Trump suggests Ted Cruz’s wife is ugly. The senator from Texas bends the knee. Trump reads out Lindsey Graham’s cell number at a campaign event. The senator from South Carolina bends the knee. Jeff Sessions? Paul Ryan? Formerly anti-Trump pundits? The entire conservative movement now looks like an immense prostration ceremony. Only it’s in the service of something the novices know at some level is dangerous and unholy.
The larger question is what this means for Republicans in 2020, and the conservative movement beyond that.
Tillis and Sasse (along with Colorado’s Cory Gardner), may have spared themselves nomination fights with their vote. But voters can always smell a sellout. Mark Walker should challenge Tillis on the view that North Carolina deserves a man in Congress who is faithful to bad ideas, rather than one who is faithless to good ones. Ditto for Nebraskans, who shouldn’t have to endure Sasse’s high-flown pedantry about the appropriate reach of the 1976 National Emergencies Act before he cravenly bows to political expediency.
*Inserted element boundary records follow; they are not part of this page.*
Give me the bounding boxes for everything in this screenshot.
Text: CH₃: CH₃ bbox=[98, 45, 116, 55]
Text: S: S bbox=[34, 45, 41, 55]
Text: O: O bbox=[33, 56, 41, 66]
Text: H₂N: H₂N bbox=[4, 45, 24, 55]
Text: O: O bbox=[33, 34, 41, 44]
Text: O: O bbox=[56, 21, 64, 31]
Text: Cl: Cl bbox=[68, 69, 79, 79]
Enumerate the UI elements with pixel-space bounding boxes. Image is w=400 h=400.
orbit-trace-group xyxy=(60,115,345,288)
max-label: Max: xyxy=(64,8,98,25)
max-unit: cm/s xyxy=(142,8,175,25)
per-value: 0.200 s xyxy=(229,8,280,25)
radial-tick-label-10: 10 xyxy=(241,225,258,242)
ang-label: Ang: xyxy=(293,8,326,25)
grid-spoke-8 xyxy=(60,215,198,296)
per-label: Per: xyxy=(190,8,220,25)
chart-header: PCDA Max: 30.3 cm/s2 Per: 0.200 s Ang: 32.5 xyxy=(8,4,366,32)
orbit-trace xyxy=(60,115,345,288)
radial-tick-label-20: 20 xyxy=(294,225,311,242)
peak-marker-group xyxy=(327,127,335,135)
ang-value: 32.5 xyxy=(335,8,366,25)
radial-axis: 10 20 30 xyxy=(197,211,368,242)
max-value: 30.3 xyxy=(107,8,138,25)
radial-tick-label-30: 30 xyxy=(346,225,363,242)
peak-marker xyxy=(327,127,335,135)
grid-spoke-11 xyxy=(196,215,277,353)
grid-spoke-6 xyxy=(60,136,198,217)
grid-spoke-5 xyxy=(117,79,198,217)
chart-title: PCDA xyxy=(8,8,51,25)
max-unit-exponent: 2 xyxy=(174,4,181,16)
As for conservatives, this episode is another reminder of the Faustian bargain of Trumpism, in which victories in policy and personnel appointments are gained at the cost of surrenders of principle. As with all such bargains, the victories are partial and temporal, the surrenders total and irrevocable.
Now the majority of Republicans in the Senate have surrendered to the idea that a president can spend taxpayer money from a partisan whim in express defiance of Congress. It’s one more capitulation to Trumpism in a list that now includes the abandoned beliefs that international alliances make us safer, free trade makes us richer, immigration makes us stronger, a free press makes us freer, human rights make us better, and tyrants should be confronted, not coddled. The Republican Party is burying the legacy of Ronald Reagan in ways Elizabeth Warren and Bernie Sanders could only dream of.
It would be nice to look on the bright side and celebrate the 12 Republicans willing to defy the president, and much of their base, to keep faith with the Constitution. But of those 12 only one, Susan Collins, faces re-election; for the rest, from Mitt Romney to Marco Rubio, it was an easier vote.
There aren’t 12 good men in this foul city.